Considering what we've already established in this email, it looks like HAProxy has no way to serve a "static file" which changes after HAproxy has been initialized. @Aurelien, please confirm! This seems like a big limitation, there has to be a workaround. Is it just acceptable in HAproxy world to "reload instead", every time a file is modified on disk?

Right now I can think about 2 different options:

You could have a basic webserver on the host serving those files locally via HTTP. And from your task use core.httpclient to safely fetch/parse the file and update your global variable periodically.

Or

Register a custom cli from lua script (core.register_cli).
Then from a custom system script watch for files changes (or check periodically), and when updating is required, use local haproxy
stats socket from your script to execute your custom lua cli
that is in charge of updating the global variable.
(Passing arguments to custom lua cli is supported)
Note: Alternatively this solution can be implemented with lua service + local curl/wget with payload from the system script to trigger the service.
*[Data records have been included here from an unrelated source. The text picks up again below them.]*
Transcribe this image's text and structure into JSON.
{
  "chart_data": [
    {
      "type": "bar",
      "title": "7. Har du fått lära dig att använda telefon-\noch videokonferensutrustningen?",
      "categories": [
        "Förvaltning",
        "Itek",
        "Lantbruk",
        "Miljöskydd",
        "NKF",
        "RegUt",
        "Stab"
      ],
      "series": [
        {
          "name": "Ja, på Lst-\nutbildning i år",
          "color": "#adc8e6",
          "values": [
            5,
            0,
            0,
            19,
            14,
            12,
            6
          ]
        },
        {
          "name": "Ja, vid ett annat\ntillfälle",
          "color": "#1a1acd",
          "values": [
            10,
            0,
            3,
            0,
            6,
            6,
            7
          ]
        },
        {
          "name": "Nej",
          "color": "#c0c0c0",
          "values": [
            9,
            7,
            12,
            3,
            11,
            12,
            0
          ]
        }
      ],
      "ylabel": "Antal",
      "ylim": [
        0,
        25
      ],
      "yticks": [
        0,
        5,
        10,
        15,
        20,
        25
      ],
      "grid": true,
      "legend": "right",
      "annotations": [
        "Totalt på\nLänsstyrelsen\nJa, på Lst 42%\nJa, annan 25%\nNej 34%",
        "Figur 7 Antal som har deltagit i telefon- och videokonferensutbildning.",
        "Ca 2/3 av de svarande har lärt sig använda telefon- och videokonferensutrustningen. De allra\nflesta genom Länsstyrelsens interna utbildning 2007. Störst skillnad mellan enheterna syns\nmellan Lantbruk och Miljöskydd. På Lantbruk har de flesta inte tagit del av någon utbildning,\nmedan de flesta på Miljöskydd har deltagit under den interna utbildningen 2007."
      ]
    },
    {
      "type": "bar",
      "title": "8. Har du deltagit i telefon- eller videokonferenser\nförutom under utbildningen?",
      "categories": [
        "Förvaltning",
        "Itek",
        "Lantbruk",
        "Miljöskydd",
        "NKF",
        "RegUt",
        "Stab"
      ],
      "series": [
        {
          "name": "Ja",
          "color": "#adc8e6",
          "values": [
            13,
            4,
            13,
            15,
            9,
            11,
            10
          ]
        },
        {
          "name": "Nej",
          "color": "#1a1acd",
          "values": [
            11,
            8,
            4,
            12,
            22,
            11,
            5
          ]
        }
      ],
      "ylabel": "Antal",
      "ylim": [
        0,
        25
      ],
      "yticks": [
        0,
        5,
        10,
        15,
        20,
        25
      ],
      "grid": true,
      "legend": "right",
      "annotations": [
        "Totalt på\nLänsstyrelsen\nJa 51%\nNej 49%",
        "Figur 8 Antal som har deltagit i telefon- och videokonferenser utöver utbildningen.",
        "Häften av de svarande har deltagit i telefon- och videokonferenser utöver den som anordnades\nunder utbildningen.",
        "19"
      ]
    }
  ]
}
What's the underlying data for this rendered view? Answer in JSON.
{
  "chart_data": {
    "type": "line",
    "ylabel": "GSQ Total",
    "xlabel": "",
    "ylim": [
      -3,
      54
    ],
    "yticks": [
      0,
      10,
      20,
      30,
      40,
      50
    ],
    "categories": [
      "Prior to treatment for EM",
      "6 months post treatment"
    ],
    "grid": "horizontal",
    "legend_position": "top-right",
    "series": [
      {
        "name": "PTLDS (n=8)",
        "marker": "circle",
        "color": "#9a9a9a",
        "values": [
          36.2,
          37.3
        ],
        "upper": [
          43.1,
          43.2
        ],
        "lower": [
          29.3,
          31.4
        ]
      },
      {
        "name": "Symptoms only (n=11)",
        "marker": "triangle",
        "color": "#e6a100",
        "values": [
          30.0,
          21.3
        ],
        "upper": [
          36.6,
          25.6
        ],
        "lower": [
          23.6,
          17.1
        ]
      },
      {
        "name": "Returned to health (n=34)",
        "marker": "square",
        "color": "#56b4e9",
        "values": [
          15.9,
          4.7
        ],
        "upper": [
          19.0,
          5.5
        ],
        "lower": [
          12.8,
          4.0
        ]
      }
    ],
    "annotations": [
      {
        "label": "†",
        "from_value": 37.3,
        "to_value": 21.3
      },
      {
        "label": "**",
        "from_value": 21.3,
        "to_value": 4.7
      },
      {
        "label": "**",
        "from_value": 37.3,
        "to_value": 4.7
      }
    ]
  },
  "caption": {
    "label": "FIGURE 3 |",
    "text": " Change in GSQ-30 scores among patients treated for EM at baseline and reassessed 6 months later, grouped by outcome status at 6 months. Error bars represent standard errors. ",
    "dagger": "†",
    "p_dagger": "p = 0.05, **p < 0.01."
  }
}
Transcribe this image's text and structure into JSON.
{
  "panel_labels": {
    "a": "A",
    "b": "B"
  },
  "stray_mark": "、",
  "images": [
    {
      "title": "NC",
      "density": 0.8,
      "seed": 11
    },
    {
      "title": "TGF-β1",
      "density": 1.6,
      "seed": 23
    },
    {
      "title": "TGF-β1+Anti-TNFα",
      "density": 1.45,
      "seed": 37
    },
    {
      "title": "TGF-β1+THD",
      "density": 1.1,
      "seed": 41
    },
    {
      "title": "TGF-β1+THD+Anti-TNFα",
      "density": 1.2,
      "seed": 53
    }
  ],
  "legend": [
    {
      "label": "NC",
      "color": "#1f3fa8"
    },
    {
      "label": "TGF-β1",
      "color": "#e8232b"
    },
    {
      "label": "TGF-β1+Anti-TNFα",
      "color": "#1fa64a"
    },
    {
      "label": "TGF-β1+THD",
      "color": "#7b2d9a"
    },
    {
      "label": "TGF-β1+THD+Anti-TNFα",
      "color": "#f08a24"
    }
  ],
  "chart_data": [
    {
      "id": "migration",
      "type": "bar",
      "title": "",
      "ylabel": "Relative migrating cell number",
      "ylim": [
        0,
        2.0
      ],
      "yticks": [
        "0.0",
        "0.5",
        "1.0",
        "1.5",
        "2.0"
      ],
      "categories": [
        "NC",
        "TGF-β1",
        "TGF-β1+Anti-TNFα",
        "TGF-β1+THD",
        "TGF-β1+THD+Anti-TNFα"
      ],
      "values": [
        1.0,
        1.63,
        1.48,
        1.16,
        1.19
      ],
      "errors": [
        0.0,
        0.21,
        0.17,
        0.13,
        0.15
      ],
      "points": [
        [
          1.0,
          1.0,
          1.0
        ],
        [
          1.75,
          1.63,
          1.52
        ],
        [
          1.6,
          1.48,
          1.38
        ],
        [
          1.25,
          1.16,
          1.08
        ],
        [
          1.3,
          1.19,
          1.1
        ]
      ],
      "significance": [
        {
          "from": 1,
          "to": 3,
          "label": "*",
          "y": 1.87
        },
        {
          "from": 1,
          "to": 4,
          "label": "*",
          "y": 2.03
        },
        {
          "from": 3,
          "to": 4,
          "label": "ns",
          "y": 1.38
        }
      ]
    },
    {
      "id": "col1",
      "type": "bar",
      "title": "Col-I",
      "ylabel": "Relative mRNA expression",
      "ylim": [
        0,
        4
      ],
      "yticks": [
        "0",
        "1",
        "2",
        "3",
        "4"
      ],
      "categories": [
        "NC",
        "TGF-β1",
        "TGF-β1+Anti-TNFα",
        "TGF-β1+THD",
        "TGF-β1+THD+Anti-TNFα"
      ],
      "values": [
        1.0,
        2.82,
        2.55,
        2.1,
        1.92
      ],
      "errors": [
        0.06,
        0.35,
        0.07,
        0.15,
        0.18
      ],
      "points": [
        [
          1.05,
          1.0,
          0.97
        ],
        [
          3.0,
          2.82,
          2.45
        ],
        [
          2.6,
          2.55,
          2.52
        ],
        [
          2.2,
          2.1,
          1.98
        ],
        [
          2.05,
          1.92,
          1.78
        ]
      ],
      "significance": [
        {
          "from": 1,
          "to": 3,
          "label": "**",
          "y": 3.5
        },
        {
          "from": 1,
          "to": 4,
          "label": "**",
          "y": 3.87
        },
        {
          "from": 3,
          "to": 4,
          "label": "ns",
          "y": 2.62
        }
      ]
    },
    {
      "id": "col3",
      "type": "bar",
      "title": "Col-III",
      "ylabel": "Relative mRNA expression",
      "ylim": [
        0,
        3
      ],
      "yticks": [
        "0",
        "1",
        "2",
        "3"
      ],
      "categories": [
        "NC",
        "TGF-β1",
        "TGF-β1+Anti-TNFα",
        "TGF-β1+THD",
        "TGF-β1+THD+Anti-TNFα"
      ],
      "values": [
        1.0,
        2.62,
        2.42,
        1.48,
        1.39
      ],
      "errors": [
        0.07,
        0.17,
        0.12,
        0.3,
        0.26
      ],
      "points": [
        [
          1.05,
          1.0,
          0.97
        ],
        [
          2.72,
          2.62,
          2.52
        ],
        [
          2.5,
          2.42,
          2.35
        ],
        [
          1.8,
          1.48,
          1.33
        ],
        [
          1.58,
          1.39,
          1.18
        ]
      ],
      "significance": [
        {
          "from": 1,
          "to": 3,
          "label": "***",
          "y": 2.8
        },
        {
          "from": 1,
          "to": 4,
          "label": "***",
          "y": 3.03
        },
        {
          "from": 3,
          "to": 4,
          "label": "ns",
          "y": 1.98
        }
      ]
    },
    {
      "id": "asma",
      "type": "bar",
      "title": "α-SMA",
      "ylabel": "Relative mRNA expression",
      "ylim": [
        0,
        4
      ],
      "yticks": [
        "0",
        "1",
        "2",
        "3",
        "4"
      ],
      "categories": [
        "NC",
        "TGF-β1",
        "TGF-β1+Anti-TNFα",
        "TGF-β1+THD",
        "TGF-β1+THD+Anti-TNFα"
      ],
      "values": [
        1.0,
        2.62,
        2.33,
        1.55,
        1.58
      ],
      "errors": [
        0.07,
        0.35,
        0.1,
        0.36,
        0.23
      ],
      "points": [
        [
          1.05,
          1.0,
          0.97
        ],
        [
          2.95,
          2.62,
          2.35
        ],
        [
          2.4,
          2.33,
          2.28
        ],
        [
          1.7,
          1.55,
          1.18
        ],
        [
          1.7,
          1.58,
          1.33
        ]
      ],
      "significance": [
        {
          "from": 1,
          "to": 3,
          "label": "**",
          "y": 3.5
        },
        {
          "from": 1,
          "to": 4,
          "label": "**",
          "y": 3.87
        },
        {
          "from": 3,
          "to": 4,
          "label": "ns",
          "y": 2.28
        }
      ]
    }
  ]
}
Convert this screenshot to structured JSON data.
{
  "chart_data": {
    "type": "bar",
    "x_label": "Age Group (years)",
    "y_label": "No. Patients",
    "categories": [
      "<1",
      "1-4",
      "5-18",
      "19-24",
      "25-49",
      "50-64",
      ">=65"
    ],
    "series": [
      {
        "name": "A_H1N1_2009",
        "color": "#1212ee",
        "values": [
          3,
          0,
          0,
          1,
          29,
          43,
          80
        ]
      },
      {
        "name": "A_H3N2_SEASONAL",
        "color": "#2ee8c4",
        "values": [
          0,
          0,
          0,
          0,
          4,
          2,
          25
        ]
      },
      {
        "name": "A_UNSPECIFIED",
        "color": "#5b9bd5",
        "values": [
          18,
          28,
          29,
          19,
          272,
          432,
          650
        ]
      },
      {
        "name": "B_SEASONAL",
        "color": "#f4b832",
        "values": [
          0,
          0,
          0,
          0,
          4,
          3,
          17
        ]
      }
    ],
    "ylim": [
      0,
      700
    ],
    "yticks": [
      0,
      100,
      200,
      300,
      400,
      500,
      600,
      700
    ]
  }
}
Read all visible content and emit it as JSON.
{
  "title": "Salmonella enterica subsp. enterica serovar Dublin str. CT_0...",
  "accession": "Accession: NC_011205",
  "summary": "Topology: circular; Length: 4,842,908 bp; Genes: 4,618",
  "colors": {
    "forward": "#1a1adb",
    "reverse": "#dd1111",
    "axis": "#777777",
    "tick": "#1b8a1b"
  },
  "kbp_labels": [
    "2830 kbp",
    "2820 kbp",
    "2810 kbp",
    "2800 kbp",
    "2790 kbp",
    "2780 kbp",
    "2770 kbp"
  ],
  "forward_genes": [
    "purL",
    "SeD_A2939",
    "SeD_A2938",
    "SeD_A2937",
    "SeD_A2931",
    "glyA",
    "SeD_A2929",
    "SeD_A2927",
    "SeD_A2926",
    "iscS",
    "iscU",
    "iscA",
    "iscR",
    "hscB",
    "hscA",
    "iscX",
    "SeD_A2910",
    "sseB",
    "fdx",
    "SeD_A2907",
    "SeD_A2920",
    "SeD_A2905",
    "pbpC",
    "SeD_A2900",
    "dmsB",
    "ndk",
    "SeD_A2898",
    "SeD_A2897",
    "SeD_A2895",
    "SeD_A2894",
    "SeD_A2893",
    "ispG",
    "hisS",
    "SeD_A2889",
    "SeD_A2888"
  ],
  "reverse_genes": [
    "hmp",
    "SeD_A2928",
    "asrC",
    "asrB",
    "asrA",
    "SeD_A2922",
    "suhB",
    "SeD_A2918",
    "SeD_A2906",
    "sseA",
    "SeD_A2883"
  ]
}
But if anyone out there knows about a better approach, please feel free to share your thoughts on this.

The only non-blocking functions available to use is via "socket class".
Is it too crazy if we use "socket object" to do network IO to a process
we write that acts as a proxy to do disk operations?


Considering SPOE requires much more efforts to setup compared to lua,
depending on your needs you could consider sticking to lua coupled with a basic tcp or http middleware that does the file to tcp/http proxy (either existing webserver or custom script using socat/netcat).